“Say, ther’ ain’t nothin’ like a ‘tenderfoot’ fer bein’ a fool, ’less it’s a settin’ hen,” he said, with profound contempt but with evident good-will. “You’re kind o’ gritty, Tresler, I guess, but mebbe you’ll be ast to git across a tol’ble broncho in the mornin’. That’s as may be. But ef it’s so, jest take two thinks ’fore settin’ your six foot o’ body on a saddle built fer a feller o’ five foot one. It ain’t reason’ble, an’ it’s dangerous. It’s most like tryin’ to do that as isn’t, never wus, and ain’t like to be, an’ if it did, wouldn’t amount to a heap anyway, ’cep’ it’s a heap o’ foolishness.”
Tresler laughed. “All right. Two into one won’t go without leaving a lot over. Good-night, Joe.”
“So long. Them fellers as gits figgerin’ mostly gits crazed fer doin’ what’s impossible. Guess I ain’t stuck on figgers nohow.”

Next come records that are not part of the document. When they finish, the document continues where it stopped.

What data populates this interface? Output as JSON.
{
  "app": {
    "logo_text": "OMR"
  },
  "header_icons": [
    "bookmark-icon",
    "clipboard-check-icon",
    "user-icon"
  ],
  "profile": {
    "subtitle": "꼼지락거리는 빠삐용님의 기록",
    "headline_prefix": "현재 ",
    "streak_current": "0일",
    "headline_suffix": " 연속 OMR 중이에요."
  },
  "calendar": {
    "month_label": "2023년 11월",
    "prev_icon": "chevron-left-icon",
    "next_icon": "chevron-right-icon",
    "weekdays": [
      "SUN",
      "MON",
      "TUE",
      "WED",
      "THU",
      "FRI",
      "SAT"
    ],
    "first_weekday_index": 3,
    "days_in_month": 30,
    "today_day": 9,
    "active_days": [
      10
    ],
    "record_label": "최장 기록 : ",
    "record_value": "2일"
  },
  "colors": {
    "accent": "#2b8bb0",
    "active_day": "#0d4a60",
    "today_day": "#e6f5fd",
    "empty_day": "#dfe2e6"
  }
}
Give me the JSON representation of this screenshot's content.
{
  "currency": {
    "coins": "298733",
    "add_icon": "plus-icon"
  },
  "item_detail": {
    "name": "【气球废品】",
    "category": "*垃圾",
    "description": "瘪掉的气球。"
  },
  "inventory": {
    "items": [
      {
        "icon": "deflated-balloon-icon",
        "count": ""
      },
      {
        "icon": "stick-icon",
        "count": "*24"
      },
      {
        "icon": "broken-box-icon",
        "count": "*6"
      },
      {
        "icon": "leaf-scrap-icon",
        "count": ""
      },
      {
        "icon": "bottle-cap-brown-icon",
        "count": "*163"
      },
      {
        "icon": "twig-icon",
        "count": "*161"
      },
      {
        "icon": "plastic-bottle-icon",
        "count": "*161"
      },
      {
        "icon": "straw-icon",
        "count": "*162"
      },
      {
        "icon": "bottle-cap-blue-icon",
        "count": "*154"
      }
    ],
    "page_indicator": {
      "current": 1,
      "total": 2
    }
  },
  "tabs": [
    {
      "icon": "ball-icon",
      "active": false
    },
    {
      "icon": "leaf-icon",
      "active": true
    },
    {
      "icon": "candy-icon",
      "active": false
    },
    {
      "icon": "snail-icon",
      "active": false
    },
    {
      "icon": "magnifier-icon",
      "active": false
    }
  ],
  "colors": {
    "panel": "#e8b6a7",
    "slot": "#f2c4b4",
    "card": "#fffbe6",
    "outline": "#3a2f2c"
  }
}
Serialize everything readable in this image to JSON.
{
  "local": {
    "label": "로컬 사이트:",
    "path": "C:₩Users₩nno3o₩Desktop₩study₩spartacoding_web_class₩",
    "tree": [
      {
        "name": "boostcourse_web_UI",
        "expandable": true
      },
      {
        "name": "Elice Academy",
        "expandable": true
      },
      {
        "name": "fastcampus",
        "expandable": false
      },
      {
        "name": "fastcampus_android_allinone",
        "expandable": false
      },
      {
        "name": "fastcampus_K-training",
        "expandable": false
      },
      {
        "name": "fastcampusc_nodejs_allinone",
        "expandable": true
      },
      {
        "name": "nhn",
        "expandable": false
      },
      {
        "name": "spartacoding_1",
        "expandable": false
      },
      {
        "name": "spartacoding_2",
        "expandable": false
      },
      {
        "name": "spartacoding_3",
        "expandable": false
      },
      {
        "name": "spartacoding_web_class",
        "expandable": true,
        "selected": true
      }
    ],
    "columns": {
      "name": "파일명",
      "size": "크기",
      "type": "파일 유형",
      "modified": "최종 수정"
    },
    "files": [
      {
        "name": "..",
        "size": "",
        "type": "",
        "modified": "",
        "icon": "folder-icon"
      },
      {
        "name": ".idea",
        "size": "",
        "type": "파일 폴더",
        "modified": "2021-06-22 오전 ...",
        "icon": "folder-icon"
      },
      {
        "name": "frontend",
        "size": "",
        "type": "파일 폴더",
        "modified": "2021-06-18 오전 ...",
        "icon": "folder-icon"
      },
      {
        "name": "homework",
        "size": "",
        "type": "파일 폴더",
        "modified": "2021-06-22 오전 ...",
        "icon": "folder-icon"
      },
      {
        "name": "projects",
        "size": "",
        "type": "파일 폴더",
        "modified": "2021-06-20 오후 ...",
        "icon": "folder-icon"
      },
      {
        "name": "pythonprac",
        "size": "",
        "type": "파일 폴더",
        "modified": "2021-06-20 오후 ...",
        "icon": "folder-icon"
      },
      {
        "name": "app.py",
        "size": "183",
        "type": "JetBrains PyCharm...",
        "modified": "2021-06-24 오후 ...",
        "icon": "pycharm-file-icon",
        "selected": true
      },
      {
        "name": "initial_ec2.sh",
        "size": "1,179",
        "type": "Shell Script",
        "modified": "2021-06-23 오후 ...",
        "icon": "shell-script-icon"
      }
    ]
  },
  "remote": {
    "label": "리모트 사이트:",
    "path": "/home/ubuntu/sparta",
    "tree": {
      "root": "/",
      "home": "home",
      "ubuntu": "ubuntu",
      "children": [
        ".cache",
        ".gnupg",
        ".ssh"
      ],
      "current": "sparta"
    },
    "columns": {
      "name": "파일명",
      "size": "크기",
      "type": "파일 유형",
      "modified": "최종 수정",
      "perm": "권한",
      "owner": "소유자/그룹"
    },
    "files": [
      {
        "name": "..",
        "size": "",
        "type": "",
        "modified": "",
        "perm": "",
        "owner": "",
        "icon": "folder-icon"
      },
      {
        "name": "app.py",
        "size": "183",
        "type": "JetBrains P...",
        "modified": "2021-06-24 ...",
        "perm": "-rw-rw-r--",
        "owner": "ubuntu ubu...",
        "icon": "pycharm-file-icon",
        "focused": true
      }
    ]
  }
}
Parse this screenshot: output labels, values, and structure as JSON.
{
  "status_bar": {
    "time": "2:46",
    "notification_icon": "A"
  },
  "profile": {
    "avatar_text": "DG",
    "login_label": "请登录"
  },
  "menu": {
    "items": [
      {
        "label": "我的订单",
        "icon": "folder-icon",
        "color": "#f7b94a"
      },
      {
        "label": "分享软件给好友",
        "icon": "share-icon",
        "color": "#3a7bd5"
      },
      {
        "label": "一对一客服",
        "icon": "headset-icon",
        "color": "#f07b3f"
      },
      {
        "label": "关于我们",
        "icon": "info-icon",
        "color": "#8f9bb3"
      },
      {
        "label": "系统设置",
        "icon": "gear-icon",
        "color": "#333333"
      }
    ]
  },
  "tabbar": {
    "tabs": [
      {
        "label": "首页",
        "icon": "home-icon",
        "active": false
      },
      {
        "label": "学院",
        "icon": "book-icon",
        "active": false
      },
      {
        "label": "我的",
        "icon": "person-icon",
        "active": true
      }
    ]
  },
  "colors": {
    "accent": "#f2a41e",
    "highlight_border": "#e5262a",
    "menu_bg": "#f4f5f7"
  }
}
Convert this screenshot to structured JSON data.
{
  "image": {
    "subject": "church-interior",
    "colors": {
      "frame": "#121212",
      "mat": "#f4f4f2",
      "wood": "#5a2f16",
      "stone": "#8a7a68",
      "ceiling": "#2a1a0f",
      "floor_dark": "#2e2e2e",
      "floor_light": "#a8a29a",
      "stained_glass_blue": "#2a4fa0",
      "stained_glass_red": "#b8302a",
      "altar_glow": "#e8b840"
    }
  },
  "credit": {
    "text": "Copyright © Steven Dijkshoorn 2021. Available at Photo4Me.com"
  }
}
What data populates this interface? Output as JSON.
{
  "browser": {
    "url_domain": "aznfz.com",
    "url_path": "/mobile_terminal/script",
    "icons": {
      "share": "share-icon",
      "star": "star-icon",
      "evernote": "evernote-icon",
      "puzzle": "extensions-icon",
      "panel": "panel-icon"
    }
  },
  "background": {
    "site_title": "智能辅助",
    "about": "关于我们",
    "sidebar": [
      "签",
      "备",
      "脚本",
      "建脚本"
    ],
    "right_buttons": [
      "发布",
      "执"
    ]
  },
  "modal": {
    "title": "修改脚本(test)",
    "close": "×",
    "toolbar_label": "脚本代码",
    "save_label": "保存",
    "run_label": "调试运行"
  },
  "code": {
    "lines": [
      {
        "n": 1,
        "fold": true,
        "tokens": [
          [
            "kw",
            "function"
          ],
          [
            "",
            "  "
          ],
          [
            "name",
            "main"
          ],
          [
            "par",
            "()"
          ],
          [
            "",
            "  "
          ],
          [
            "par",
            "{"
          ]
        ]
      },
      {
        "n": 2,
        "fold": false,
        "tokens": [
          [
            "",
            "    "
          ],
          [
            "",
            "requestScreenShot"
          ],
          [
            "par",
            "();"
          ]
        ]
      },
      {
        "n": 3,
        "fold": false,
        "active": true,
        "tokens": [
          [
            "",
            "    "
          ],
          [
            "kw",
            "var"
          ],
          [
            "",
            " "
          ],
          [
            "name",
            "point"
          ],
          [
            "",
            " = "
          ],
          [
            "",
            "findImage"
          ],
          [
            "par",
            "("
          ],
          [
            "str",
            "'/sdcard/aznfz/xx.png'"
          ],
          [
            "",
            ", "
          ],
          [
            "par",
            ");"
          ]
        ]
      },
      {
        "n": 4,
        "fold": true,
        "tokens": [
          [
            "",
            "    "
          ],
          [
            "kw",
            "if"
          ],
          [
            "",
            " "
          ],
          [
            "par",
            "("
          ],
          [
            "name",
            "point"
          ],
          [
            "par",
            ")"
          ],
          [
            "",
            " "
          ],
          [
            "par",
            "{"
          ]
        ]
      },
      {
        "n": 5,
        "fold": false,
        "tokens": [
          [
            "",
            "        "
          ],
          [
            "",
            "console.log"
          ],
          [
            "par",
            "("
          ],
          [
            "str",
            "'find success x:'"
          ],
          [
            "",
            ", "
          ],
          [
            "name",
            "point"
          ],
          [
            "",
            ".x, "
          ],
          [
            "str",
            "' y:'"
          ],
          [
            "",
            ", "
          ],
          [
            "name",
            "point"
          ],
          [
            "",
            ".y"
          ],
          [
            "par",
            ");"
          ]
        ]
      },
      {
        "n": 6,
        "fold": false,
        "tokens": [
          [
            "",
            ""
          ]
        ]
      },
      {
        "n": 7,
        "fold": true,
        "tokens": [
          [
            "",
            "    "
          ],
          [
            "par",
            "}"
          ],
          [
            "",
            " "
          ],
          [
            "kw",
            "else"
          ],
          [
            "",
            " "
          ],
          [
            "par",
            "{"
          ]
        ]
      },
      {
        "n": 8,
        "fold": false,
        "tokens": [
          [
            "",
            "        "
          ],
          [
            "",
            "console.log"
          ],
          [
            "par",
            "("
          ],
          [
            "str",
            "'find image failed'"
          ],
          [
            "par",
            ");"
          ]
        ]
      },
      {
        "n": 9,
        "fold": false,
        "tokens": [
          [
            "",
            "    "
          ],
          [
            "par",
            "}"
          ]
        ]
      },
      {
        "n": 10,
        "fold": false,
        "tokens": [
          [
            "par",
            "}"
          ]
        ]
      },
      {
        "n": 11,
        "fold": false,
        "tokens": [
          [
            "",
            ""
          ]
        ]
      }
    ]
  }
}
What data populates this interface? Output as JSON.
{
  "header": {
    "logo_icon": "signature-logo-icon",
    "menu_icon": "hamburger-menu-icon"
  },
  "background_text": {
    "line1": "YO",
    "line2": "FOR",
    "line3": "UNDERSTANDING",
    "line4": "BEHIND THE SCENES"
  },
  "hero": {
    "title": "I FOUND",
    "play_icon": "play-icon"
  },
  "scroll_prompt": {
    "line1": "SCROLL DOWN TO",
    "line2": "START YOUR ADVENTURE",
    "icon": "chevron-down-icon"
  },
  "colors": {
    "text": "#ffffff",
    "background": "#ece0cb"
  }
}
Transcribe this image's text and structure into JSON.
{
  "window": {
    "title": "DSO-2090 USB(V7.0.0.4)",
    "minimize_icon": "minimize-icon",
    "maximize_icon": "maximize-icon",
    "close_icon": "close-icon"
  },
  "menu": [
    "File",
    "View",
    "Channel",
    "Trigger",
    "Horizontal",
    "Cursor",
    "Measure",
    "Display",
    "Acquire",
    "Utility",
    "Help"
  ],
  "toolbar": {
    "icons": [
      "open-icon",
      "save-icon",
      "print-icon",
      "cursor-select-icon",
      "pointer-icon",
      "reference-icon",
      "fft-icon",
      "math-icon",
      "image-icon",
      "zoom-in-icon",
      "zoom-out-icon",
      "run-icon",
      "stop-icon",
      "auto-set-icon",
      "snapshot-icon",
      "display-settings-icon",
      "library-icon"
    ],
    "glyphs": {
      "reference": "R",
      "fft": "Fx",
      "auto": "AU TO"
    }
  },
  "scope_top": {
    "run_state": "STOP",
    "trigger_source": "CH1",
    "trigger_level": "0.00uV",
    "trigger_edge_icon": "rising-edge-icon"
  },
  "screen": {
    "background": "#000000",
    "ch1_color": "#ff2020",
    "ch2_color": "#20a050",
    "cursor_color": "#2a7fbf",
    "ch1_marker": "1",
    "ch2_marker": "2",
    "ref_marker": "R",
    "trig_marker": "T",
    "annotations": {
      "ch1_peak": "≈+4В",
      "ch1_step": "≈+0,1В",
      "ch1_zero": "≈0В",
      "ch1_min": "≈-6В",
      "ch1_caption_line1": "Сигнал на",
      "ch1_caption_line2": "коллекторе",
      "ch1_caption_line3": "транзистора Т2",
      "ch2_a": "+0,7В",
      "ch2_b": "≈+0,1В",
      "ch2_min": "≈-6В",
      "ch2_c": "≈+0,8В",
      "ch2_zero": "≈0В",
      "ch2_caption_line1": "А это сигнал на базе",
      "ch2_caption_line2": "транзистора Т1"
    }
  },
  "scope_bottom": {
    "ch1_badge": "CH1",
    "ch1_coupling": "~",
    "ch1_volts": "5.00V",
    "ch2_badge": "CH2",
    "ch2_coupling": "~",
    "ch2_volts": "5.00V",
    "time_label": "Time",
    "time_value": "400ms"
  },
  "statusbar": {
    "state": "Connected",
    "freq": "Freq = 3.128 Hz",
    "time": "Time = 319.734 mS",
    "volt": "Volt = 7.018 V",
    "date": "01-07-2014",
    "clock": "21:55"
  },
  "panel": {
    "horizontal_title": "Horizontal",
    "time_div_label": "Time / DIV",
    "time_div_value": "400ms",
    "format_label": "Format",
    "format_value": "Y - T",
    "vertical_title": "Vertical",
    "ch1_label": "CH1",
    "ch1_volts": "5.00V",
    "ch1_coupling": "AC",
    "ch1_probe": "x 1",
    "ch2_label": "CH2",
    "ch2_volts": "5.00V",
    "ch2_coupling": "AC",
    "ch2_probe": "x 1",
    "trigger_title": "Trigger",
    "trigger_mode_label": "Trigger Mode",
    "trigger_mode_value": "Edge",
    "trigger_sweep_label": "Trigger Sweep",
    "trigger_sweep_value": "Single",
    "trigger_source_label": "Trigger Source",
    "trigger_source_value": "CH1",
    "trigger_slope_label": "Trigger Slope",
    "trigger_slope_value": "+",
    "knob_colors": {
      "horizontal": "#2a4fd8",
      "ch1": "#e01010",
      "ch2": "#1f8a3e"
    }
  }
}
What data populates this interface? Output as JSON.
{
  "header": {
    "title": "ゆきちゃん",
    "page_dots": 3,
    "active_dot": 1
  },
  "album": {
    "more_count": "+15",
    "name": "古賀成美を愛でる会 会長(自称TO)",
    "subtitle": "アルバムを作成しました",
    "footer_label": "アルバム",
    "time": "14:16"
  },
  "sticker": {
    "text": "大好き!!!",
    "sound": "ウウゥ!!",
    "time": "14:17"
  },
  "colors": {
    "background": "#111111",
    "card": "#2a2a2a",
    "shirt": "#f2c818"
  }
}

And the man vanished into the night, while Tresler passed into the bunkhouse to get what little sleep his first night as a ranchman might afford him.
CHAPTER V
TRESLER BEGINS HIS EDUCATION
But the story of the nocturnal visit of the horse thieves did not reach the foreman next morning. Jake hailed Tresler down to the corrals directly after breakfast. He was to have a horse told off to him, and this matter, and the presence of others, made him postpone his purpose to a more favorable time.
When he arrived at the corrals, three of the boys, under Jake’s superintendence, were cutting out a big, raw-boned, mud-brown mare from a bunch of about sixty colts.